Vor Beginn der Feldbesichtigung ist es ratsam, wenn jeder Vermehrer seine Bestände selbst kontrolliert und bei Bedarf eine Bereinigung vornimmt. Die Bereinigung sollte aber bis zur ersten Besichtigung erfolgt sein. Wird bei der Selbstkontrolle festgestellt, dass der Fremdbesatz zu einer endgültigen Aberkennung führen würde und eine Bereinigung nicht Erfolg versprechend ist, kann der Vermehrungsbestand in Absprache mit dem Anmelder (Züchter/VO-Firma) vor der Besichtigung zurückgezogen werden. Ergibt sich erst bei der Feldbesichtigung durch den Besichtiger der Anerkennungsstelle, dass Mängel im Bestand behoben werden müssen, so kann auf Antrag eine gebührenpflichtige Nachbesichtigung (70% der Besichtigungsgebühr mindestens jedoch 35 € je Bestand) nach der Bereinigung stattfinden. Die Kosten hierfür sind vom Antragsteller der Nachbesichtigung zu tragen. Anträge für eine Nachbesichtigung müssen innerhalb einer Frist von 3 Tagen nach Eingang der Mitteilung über das Ergebnis der Besichtigung gestellt werden.

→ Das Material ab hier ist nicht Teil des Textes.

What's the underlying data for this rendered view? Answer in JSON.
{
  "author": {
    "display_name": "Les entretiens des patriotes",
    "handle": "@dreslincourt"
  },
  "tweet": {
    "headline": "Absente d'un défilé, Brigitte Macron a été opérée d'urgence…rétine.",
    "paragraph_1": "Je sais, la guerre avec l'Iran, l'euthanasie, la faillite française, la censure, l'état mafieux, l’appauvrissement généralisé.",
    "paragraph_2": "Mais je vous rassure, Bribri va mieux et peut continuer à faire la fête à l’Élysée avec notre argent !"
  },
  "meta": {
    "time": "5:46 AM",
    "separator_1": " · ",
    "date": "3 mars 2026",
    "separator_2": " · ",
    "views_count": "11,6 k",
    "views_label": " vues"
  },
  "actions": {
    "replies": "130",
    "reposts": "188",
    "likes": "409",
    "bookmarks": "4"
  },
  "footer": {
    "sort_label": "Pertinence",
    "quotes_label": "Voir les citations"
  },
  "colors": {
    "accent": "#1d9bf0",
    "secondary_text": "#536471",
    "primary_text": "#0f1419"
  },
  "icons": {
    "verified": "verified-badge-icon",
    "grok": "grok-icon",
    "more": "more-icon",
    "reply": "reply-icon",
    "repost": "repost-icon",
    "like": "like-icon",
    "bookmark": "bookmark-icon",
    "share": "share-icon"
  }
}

Einsatz von BlackBerrys bei der Feldbesichtigung

In einem gemeinsamen Pilotprojekt wird in Niedersachsen und Nordrhein-Westfalen ein Programm für die mobile Datenerfassung in der Feldbesichtigung von Mähdruschfrüchten entwickelt. In diesem Jahr werden im Rahmen dieser Neuentwicklung deshalb bei einem Teil der Winterweizenvermehrungen statt der bisher üblichen Feldkarten BlackBerrys eingesetzt. In diesen Fällen erhalten Züchter, VO-Firma, Aufbereiter und in der Regel auch der Vermehrer die Mitteilung über das Ergebnis der Feldbesichtigung per E-Mail. Diese Mails werden von dem Programm generiert und den Verfahrensbeteiligten automatisch und sofort zugestellt.

Fazit für die Praxis

Darauf sollte der Vermehrer vor Beginn der Besichtigungssaison achten:

  • Schilder in Vermehrungsschlägen aufstellen.
  • Fremdbesatz rechtzeitig und sachgerecht Bereinigen.
  • Auf den Trennstreifen (mindestens 40 cm) zu benachbarten Mähdruschfrüchten achten; bei Gräservermehrungen Schlagränder sauber halten (gebenenfalls mähen oder mulchen).
  • Zurückziehungen in Abstimmung mit der zuständigen Saatzucht- oder VO-Firma rechtzeitig bei der Anerkennungsstelle beantragen.
  • Bei Unklarheiten mit dem Vertragspartner (Züchter bzw. VO-Firma) sprechen oder sich an die Anerkennungsstelle wenden.